Выбрать главу
* * *

Именно как преподаватель и военный писатель, я должен был познакомиться поближе с жизнью провинциального гарнизона, его особенными законами на тот случай, если бы моя деятельность для армии могла быть полезной. Куда может завести некомпетентность в этом отношении, примером могут служить Обручев и Сухотин.
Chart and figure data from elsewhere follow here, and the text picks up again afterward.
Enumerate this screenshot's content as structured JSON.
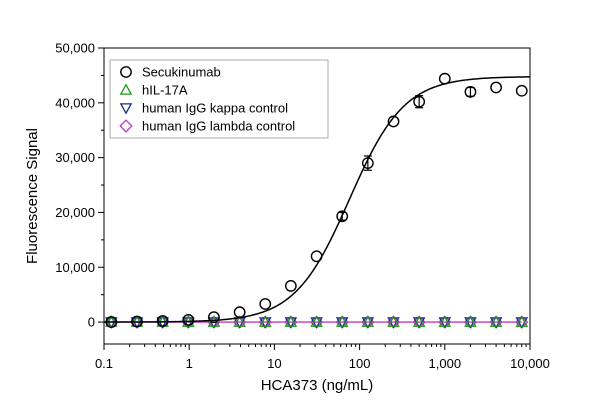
{
  "chart_data": {
    "type": "scatter",
    "xlabel": "HCA373 (ng/mL)",
    "ylabel": "Fluorescence Signal",
    "xscale": "log",
    "xlim": [
      0.1,
      10000
    ],
    "ylim": [
      -4000,
      50000
    ],
    "x_ticks": [
      0.1,
      1,
      10,
      100,
      1000,
      10000
    ],
    "x_tick_labels": [
      "0.1",
      "1",
      "10",
      "100",
      "1,000",
      "10,000"
    ],
    "y_ticks": [
      0,
      10000,
      20000,
      30000,
      40000,
      50000
    ],
    "y_tick_labels": [
      "0",
      "10,000",
      "20,000",
      "30,000",
      "40,000",
      "50,000"
    ],
    "legend_position": "top-left",
    "x": [
      0.122,
      0.244,
      0.488,
      0.977,
      1.95,
      3.91,
      7.81,
      15.6,
      31.3,
      62.5,
      125,
      250,
      500,
      1000,
      2000,
      4000,
      8000
    ],
    "series": [
      {
        "name": "Secukinumab",
        "marker": "circle",
        "color": "#000000",
        "values": [
          0,
          100,
          200,
          400,
          900,
          1800,
          3300,
          6600,
          12000,
          19300,
          29000,
          36600,
          40200,
          44400,
          42000,
          42800,
          42200
        ],
        "errors": [
          0,
          0,
          0,
          0,
          0,
          0,
          0,
          0,
          0,
          700,
          1300,
          0,
          1100,
          0,
          800,
          0,
          0
        ],
        "fit": {
          "bottom": 0,
          "top": 44800,
          "ec50": 76,
          "hill": 1.35,
          "color": "#000000"
        }
      },
      {
        "name": "hIL-17A",
        "marker": "triangle-up",
        "color": "#1a9a1a",
        "values": [
          0,
          0,
          0,
          0,
          0,
          0,
          0,
          0,
          0,
          0,
          0,
          0,
          0,
          0,
          0,
          0,
          0
        ]
      },
      {
        "name": "human IgG kappa control",
        "marker": "triangle-down",
        "color": "#1c2a90",
        "values": [
          0,
          0,
          0,
          0,
          0,
          0,
          0,
          0,
          0,
          0,
          0,
          0,
          0,
          0,
          0,
          0,
          0
        ]
      },
      {
        "name": "human IgG lambda control",
        "marker": "diamond",
        "color": "#c03cc0",
        "values": [
          0,
          0,
          0,
          0,
          0,
          0,
          0,
          0,
          0,
          0,
          0,
          0,
          0,
          0,
          0,
          0,
          0
        ],
        "line": true
      }
    ]
  }
}
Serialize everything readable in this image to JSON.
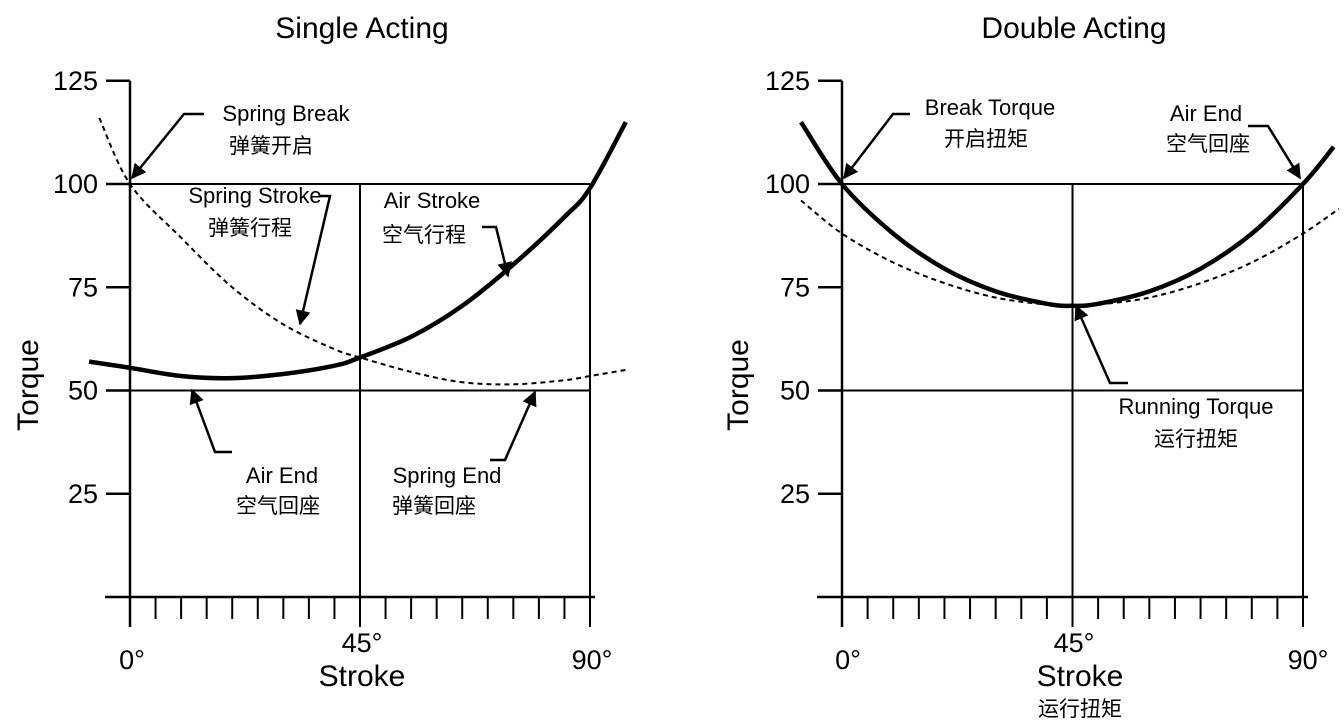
{
  "chart_data": [
    {
      "type": "line",
      "title": "Single Acting",
      "xlabel": "Stroke",
      "ylabel": "Torque",
      "xlim": [
        0,
        90
      ],
      "ylim": [
        0,
        125
      ],
      "x_tick_labels": [
        "0°",
        "45°",
        "90°"
      ],
      "y_ticks": [
        25,
        50,
        75,
        100,
        125
      ],
      "y_tick_labels": [
        "25",
        "50",
        "75",
        "100",
        "125"
      ],
      "grid_lines": {
        "horizontal": [
          50,
          100
        ],
        "vertical": [
          45,
          90
        ]
      },
      "series": [
        {
          "style": "solid-thick",
          "x": [
            -8,
            0,
            10,
            20,
            30,
            40,
            45,
            55,
            65,
            75,
            85,
            90,
            97
          ],
          "y": [
            57,
            55.5,
            53.5,
            53,
            54,
            56,
            58,
            63,
            70.5,
            80.5,
            92,
            99,
            115
          ]
        },
        {
          "style": "dashed",
          "x": [
            -6,
            0,
            10,
            20,
            30,
            40,
            45,
            55,
            65,
            75,
            85,
            90,
            97
          ],
          "y": [
            116,
            100,
            87,
            75,
            66,
            60,
            58,
            54.5,
            52,
            51.5,
            52.5,
            53.5,
            55
          ]
        }
      ],
      "annotations": [
        {
          "en": "Spring Break",
          "cn": "弹簧开启"
        },
        {
          "en": "Spring Stroke",
          "cn": "弹簧行程"
        },
        {
          "en": "Air Stroke",
          "cn": "空气行程"
        },
        {
          "en": "Air End",
          "cn": "空气回座"
        },
        {
          "en": "Spring End",
          "cn": "弹簧回座"
        }
      ]
    },
    {
      "type": "line",
      "title": "Double Acting",
      "xlabel": "Stroke",
      "xlabel_cn": "运行扭矩",
      "ylabel": "Torque",
      "xlim": [
        0,
        90
      ],
      "ylim": [
        0,
        125
      ],
      "x_tick_labels": [
        "0°",
        "45°",
        "90°"
      ],
      "y_ticks": [
        25,
        50,
        75,
        100,
        125
      ],
      "y_tick_labels": [
        "25",
        "50",
        "75",
        "100",
        "125"
      ],
      "grid_lines": {
        "horizontal": [
          50,
          100
        ],
        "vertical": [
          45,
          90
        ]
      },
      "series": [
        {
          "style": "solid-thick",
          "x": [
            -8,
            0,
            10,
            20,
            30,
            40,
            45,
            50,
            60,
            70,
            80,
            90,
            96
          ],
          "y": [
            115,
            100,
            88,
            79.5,
            74,
            71,
            70.5,
            71,
            74,
            79.5,
            88,
            100,
            109
          ]
        },
        {
          "style": "dashed",
          "x": [
            -8,
            0,
            10,
            20,
            30,
            40,
            45,
            50,
            60,
            70,
            80,
            90,
            97
          ],
          "y": [
            96,
            88,
            81,
            76,
            72.5,
            70.8,
            70.5,
            70.8,
            72.5,
            76,
            81,
            88,
            94
          ]
        }
      ],
      "annotations": [
        {
          "en": "Break Torque",
          "cn": "开启扭矩"
        },
        {
          "en": "Air End",
          "cn": "空气回座"
        },
        {
          "en": "Running Torque",
          "cn": "运行扭矩"
        }
      ]
    }
  ]
}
Тягостнее было другое следствие недостаточной осведомленности о практической жизни в армии у высших ответственных лиц управлений и крупных должностей: они не знали духа войсковых частей, а поэтому не понимали и не ценили его проявлений в той или другой форме, что опять-таки имело свои последствия; злостная сплетня и недоверие зачумляли атмосферу, и вредные элементы находили возможность впутываться в судьбу отдельных войсковых частей, офицерского корпуса и отдельных офицеров.

Когда я явился к военному министру генерал-адъютанту Ванновскому, мне пришлось выслушать такой горький реприманд полку:

– Имейте в виду, что вы получили полк, который позволил себе демонстрацию, устроив парадные похороны гусарского ментика. Потрудитесь взять драгунский полк в руки!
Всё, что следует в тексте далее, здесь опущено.